Eine „Schmutzkampagne“?
Die ganze Sache wäre für den Politikwissenschaftler Voigt weniger schwerwiegend, wenn sie sich nicht mit der Plagiatsaffäre um seinen Doktortitel paaren würde. Die Technische Universität Chemnitz hatte Voigt den Doktorgrad Ende Januar einstimmig entzogen. Voigt ging auch in diesem Fall in die Offensive, verkündete die Entscheidung sogar selbst, bevor die Universität sie bekannt gab. Mithilfe seiner Anwälte konnte er Zweifel daran säen, dass es bei diesem Votum mit rechten Dingen zugegangen sei.

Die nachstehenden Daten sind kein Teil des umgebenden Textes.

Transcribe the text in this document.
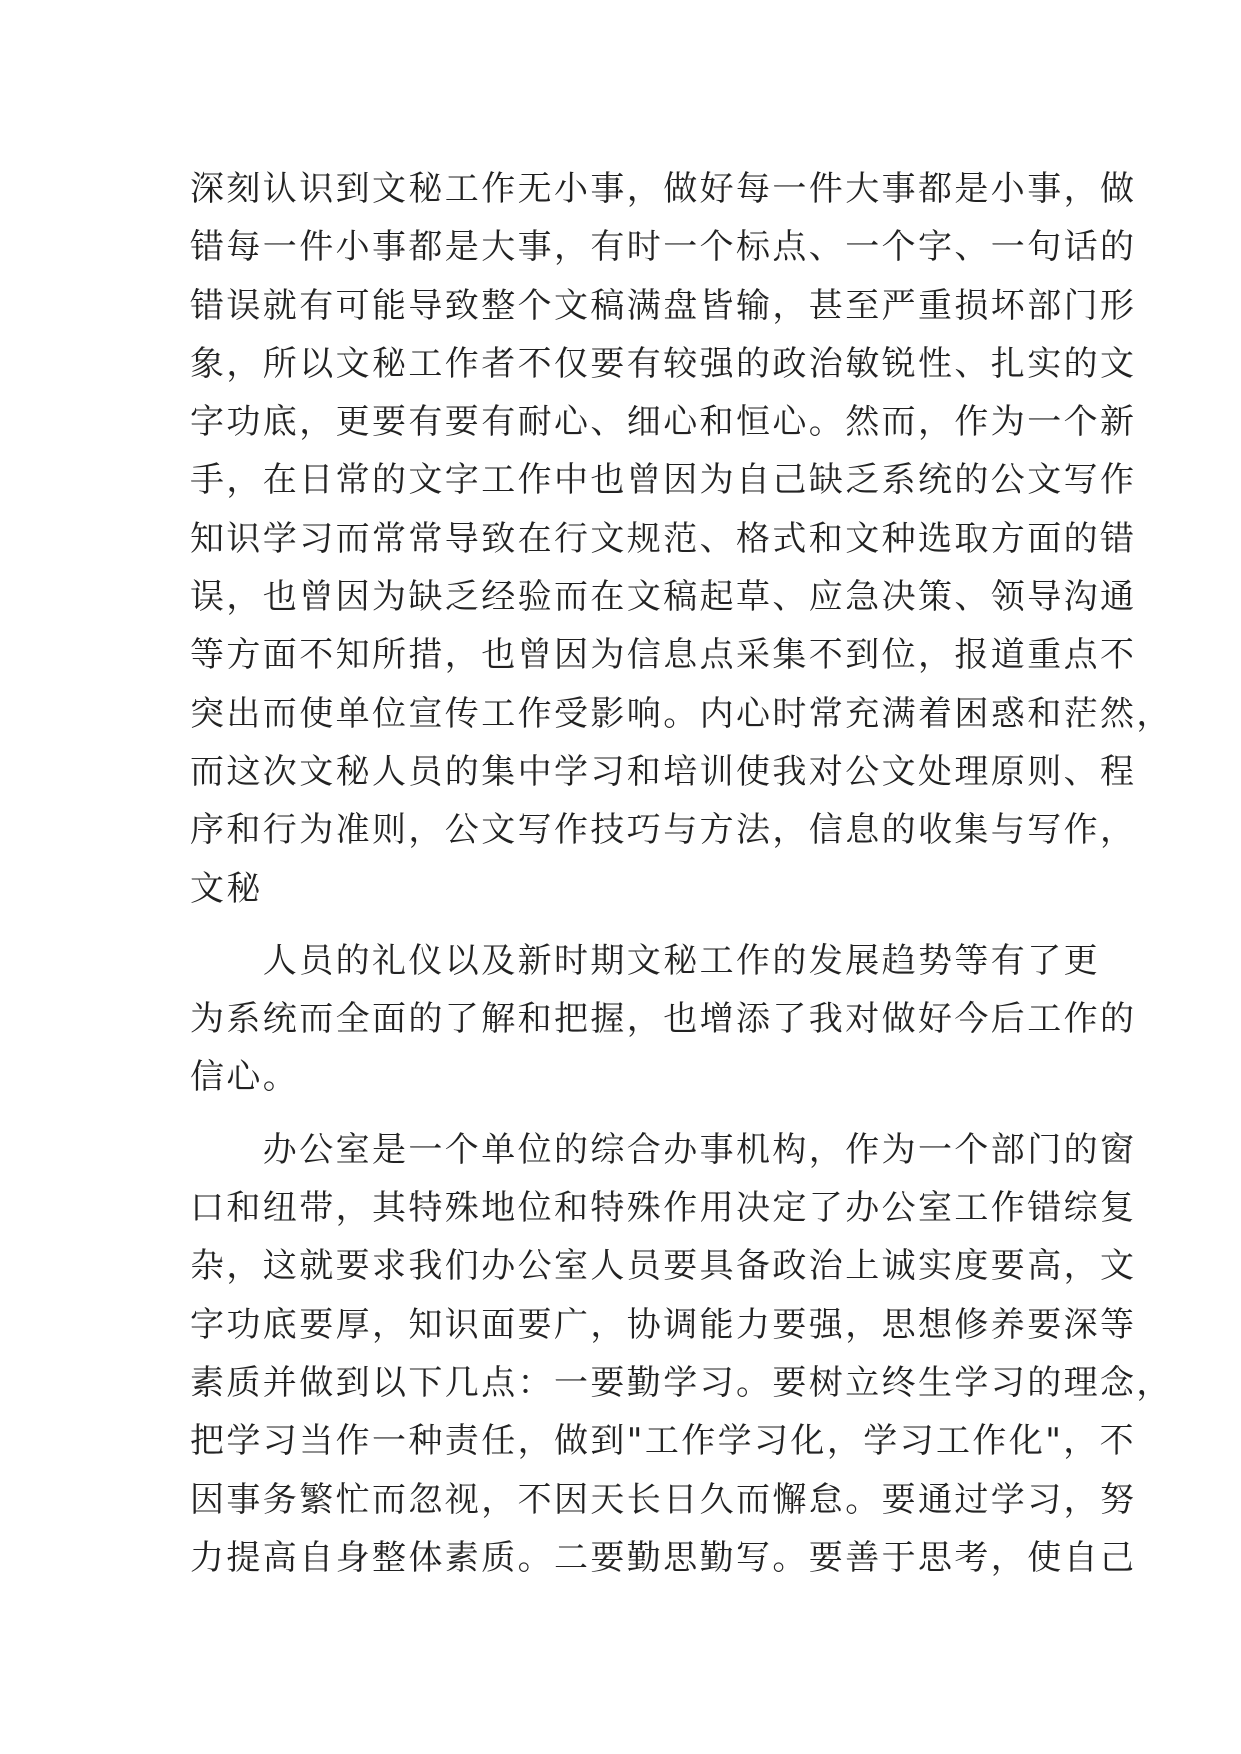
深刻认识到文秘工作无小事，做好每一件大事都是小事，做
错每一件小事都是大事，有时一个标点、一个字、一句话的
错误就有可能导致整个文稿满盘皆输，甚至严重损坏部门形
象，所以文秘工作者不仅要有较强的政治敏锐性、扎实的文
字功底，更要有要有耐心、细心和恒心。然而，作为一个新
手，在日常的文字工作中也曾因为自己缺乏系统的公文写作
知识学习而常常导致在行文规范、格式和文种选取方面的错
误，也曾因为缺乏经验而在文稿起草、应急决策、领导沟通
等方面不知所措，也曾因为信息点采集不到位，报道重点不
突出而使单位宣传工作受影响。内心时常充满着困惑和茫然，
而这次文秘人员的集中学习和培训使我对公文处理原则、程
序和行为准则，公文写作技巧与方法，信息的收集与写作，
文秘
　　人员的礼仪以及新时期文秘工作的发展趋势等有了更
为系统而全面的了解和把握，也增添了我对做好今后工作的
信心。
　　办公室是一个单位的综合办事机构，作为一个部门的窗
口和纽带，其特殊地位和特殊作用决定了办公室工作错综复
杂，这就要求我们办公室人员要具备政治上诚实度要高，文
字功底要厚，知识面要广，协调能力要强，思想修养要深等
素质并做到以下几点：一要勤学习。要树立终生学习的理念，
把学习当作一种责任，做到"工作学习化，学习工作化"，不
因事务繁忙而忽视，不因天长日久而懈怠。要通过学习，努
力提高自身整体素质。二要勤思勤写。要善于思考，使自己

Zweifel sind nachvollziehbar, wenn es um die Person des Plagiatsjägers Stefan Weber geht, der die Sache mit Voigts Dissertation kurz vor der Landtagswahl 2024 ins Rollen brachte. Dass Weber jetzt im Auftrag der Thüringer AfD noch einmal nachlegte, hat dazu beigetragen, dass die CDU von einer „Schmutzkampagne“ spricht. Aber sollte etwa die TU Chemnitz Teil einer solchen „Schmutzkampagne“ sein?
Voigt will gegen die Entscheidung vor einem Verwaltungsgericht klagen. Damit spielt er auf Zeit – mit hohem Risiko. Denn eine gerichtliche Entscheidung, die zu seinen Ungunsten ausfallen könnte, rückt damit näher an die nächste Landtagswahl im Jahr 2029. Es ist die Wahl, bei der Thüringens AfD-Chef Björn Höcke endlich Ministerpräsident in Erfurt werden will.
Die Aussicht, dass Höcke das Land regieren könnte, schützt Voigt. Sie schließt die eigenen Reihen und bewegt die Koalitionspartner, sich vor ihn zu stellen. Voigt bleibt die zentrale Figur des Projekts Brombeere. Die Chancen stehen gut, dass Voigt die KI-Affäre bis in die Sommerpause übersteht und sie danach erst einmal vergessen ist.
Der Imageschaden für ihn ist aber schon jetzt groß. Es drängt sich das Bild eines Politikers auf, der es mit vielen Dingen nicht so genau nimmt. Ausgerechnet der Mann, der für eine neue Stabilität in Thüringen stehen will, erschüttert sie nun.